In this blog, we will learn about spark fault tolerance, apache spark high availability and how spark handles the process of spark fault tolerance in detail.

Fault Tolerance in Apache Spark

Fault Tolerance in Spark: Self-recovery property in RDD

Apache spark fault tolerance property means RDD, has a capability of handling if any loss occurs. It can recover the failure itself, here fault refers to failure. If any bug or loss found, RDD has the capability to recover the loss.

We need a redundant element to redeem the lost data. Redundant data plays important role in a self-recovery process. Ultimately, we can recover lost data by redundant data.

In addition, while working on spark we may apply different transformations on RDDs. That creates a logical execution plan for all tasks executed. This logical execution plan is also popular as lineage graph.

In the process, we may lose any RDD as if any fault arises in a machine. By applying the same computation on that node, we can recover our same dataset again. We can apply the same computations by using lineage graph.

Hence, This process is fault tolerance or self-recovery process.

Fault Tolerance in Spark – How Spark Handles Fault Tolerance

If any of the nodes of processing data gets crashed, that results in a fault in a cluster. In other words, RDD is logically partitioned and each node is operating on a partition at any point in time.

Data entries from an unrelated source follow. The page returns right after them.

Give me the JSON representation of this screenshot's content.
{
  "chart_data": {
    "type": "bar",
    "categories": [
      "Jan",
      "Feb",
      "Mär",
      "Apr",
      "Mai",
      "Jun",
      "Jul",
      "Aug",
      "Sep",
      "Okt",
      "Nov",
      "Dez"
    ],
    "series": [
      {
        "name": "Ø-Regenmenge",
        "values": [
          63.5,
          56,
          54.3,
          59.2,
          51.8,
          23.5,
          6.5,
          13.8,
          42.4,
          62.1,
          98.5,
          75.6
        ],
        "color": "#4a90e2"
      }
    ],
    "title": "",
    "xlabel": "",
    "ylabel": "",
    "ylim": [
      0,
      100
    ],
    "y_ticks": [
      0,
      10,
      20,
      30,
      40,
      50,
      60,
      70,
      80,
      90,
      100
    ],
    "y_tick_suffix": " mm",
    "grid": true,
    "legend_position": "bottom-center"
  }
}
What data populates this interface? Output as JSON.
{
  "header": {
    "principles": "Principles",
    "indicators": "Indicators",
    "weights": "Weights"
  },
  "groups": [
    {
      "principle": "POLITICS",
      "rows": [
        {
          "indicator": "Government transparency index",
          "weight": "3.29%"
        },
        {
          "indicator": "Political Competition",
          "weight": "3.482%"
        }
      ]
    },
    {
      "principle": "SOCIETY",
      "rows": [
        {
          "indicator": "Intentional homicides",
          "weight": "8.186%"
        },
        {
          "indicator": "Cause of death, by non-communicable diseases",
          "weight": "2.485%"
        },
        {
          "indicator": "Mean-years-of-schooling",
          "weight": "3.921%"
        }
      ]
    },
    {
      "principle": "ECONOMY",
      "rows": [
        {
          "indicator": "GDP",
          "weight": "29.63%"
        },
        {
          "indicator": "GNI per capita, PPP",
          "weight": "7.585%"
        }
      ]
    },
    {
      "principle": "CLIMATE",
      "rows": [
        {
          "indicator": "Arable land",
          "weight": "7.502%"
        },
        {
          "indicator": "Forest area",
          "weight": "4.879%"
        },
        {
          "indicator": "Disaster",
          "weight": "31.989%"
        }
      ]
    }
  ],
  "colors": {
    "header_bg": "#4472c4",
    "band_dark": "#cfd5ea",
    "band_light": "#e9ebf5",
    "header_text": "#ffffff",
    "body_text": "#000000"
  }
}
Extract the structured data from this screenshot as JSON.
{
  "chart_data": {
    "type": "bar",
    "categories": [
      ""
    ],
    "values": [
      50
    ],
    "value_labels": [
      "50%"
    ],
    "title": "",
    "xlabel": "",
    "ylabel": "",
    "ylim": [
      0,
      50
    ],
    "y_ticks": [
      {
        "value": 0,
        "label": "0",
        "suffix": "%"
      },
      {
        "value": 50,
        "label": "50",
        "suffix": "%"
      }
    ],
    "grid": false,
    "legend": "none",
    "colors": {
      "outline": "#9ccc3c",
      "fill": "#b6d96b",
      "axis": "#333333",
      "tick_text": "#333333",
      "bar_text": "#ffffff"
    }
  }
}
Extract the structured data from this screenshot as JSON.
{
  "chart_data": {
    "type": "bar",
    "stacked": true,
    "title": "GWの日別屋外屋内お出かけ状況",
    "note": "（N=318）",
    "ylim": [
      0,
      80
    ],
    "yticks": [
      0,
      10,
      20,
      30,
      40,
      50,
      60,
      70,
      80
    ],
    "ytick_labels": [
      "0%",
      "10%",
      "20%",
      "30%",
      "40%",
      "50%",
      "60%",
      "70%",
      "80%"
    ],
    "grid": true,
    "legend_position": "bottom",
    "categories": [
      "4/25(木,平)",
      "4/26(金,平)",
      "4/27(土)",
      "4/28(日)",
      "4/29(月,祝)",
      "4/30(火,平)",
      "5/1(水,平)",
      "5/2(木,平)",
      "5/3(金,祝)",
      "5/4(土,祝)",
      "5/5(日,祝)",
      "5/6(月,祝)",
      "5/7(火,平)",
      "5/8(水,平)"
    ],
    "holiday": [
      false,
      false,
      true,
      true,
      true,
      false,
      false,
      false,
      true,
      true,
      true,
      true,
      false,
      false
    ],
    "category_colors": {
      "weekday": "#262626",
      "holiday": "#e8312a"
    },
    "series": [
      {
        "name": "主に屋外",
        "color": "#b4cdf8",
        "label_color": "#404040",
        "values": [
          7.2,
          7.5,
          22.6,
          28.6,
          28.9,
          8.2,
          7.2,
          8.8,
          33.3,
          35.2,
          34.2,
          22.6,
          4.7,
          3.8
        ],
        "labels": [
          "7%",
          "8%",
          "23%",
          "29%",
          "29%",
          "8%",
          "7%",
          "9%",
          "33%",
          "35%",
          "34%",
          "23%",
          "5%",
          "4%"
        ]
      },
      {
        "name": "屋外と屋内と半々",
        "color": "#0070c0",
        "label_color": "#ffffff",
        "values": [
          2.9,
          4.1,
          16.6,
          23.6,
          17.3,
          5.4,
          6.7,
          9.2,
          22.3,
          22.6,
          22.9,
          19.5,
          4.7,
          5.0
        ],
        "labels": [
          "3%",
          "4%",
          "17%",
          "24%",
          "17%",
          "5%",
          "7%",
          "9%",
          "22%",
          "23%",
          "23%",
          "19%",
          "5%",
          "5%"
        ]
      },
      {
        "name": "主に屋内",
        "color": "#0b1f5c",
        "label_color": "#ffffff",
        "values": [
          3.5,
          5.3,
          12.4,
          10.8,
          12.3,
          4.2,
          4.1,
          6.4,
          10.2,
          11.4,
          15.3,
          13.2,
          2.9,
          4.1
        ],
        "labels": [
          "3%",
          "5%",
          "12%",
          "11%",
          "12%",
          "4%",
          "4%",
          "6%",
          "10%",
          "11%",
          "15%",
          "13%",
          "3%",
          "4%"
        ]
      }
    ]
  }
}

Operations which are being performed is a series of scala functions. Those operations are being executed on that partition of RDD. This series of operations are merged together and create a DAG, it refers to Directed Acyclic Graph. That means DAG keeps track of operations performed.

If any node crashes in the middle of an operation, the cluster manager finds out that node. Then, it tries to assign another node to continue the processing at the same place.

This node will operate on the same partition of RDD and series of operations. Due to this new node, there is effectively no data loss. Meanwhile, that new node continues the processing smoothly.

There are basically two fault tolerant significance in apache spark. They are:

  • Since RDDs are immutable in nature. Hence, to create each RDD we need to memorize the lineage of operations. Thus, it might be used on fault-tolerant input dataset for its creation purpose.
  • If any partition of an RDD may be lost due to worker node failure, then using the lineage we can recompute it. This is possible from an original fault tolerant dataset.

To meet fault tolerance for all the RDDs, whole data is being replicated among many nodes in the cluster.

There are two types of data that demand to be recovered in the event of failure:

  • Data received and replicated
  • Data received but buffered for replication.

To understand better, let’s study them in detail:

– Data received and replicated

In this process, data gets replicated on one of the other nodes. So that if any failure occurs we can retrieve the data for further use.

– Data received but buffered for replication

In this process, there is no replicated data. The only way to recover it, by getting it again from the source.

Apache Mesos (Cluster Manager) creates or maintains the backup masters in spark. Hence, that helps spark becoming the master fault tolerant.

Mesos is an open source software works between an application layer and operating system. It helps to manage applications in the large clustered environment.

Fault Tolerance in Spark – Apache Spark High Availability

If downtime of any system is tolerable that system is highly available. There is no system with its downtime is zero, so it is an imaginary term for any system. We can say, any machine has an uptime of 97.7% so, the probability of its downtime will be 0.023.

Similarly, if we have three systems simultaneously downtime of those systems will be (0.023*0.023*0.023), that is 0.000012167. By this order, uptime of the system will be 99.99. Which is highly acceptable uptime guarantee.

Conclusion

Hence, we have seen that spark RRDs are fault tolerant in nature. So, they track operations to rebuild the lost data at the time of failures. Also, spark’s fault tolerance property of  RDD enhances the efficiency and we can recover lost data by redundant data.

As a result, in case of any failure, there is no need to restart the application from scratch. It also helps in building the performance of the system.